American music executive, songwriter

Sydney Nathan (April 27, 1904 – March 5, 1968) was an American music business executive who founded King Records, a leading independent record label, in 1943.

He contributed to the development of country & western music, rhythm and blues and rock and roll and is credited with discovering many prominent musicians, most notably James Brown, whose first single, "Please, Please, Please", was released by Federal Records, a subsidiary of King, in 1956. Nathan was described as "One of the truly eccentric figures of the record industry ... [who] ruled his label like a dictator ... [and] constantly screamed and intimidated his artists and employees". He was posthumously inducted into the Rock and Roll Hall of Fame, in the non-performer category, in 1997. In 2026, he was likewise inducted into the Blues Hall of Fame.

==Biography==
Nathan was born to a Jewish family in Cincinnati, Ohio. He left school in the ninth grade, suffering from poor eyesight and asthma. He played as a drummer in clubs and in early adulthood worked in a series of jobs in real estate, amusement parks, and pawn and jewelry stores. In the mid-1930s, with his sister and her husband, he opened a radio and phonograph store, before moving to Florida to be with his brother and open a photofinishing business.

He moved back to Cincinnati in the early 1940s and opened a record store, Syd's Record Shop, initially selling used jukebox records. In 1943 he started King Records; after it failed initially, he refinanced it with the support of family members. The label was originally intended to produce hillbilly records, but Nathan diversified when he discovered the demands of African-American teenagers for what were then called race records. Early records were pressed in Louisville, Kentucky, but because of their poor quality Nathan set up his own record-pressing plant in 1944 on the premises at 1540 Brewster Avenue in Cincinnati, the home of King Records for the next 25 years. He also set up a recording studio at that site and made his own distribution arrangements across the Midwest rather than relying on national companies.

He set up the Queen label to record R&B artists in 1945, but it was soon absorbed into the King label. Over the years, King assimilated many other smaller labels, including DeLuxe, and set up several subsidiaries, such as Federal. The company's talent scouts found many future recording stars. Early signings to the King label or its subsidiaries included Bull Moose Jackson, Lucky Millinder, Tiny Bradshaw, Earl Bostic, Eddie "Cleanhead" Vinson, Wynonie Harris, the Dominoes, Little Willie John, Bill Doggett, and Hank Ballard and the Midnighters, whose song "Work with Me, Annie" was one of the label's biggest successes. Nathan successfully recorded country performers, such as the Delmore Brothers, the Stanley Brothers, Moon Mullican, Cowboy Copas and Grandpa Jones, and also gospel singers. He actively encouraged white performers to record R&B songs and black performers to record country songs, not as an attempt at integration but as a way of maximising his song publishing revenue. Nathan said:We saw a need. Why should we go into all those towns and only sell to the hillbilly accounts? Why can't we sell a few more while we're there? So we got in the race business. According to his citation at the Rock and Roll Hall of Fame:In the process of working with black R&B and white country artists, Nathan helped effect a cross-pollination of the two worlds, thereby helping lay the groundwork for the musical hybrid known as rock and roll.

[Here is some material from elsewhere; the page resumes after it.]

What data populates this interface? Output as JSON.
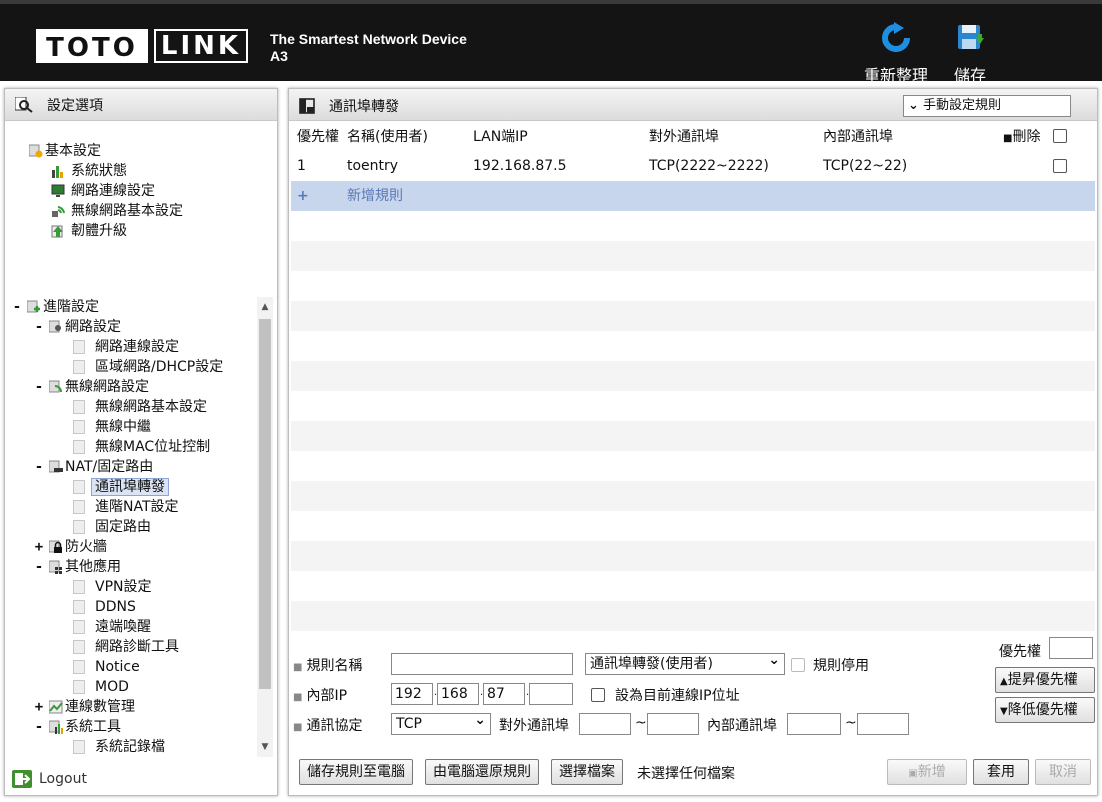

In 1956, the talent scout Ralph Bass signed James Brown to King, where Brown recorded "Please, Please, Please". Nathan reportedly commented at the time, "That's the worse piece of crap I've heard in my life. It's someone stuttering on a record only saying one word ...". However, the record was a success. Nathan and Brown had a volatile relationship over the years, but Brown later said of Nathan, "I would be telling a lie if I said I would be a world star without the help of men like Mr. Nathan. He was the first one willing to take a chance on me." Brown continued to record for King, despite occasional lawsuits between the two and Nathan's initial refusal to fund Brown's album Live at the Apollo, recorded in 1962, which was one of his most successful and influential, reaching number 2 on the US album chart.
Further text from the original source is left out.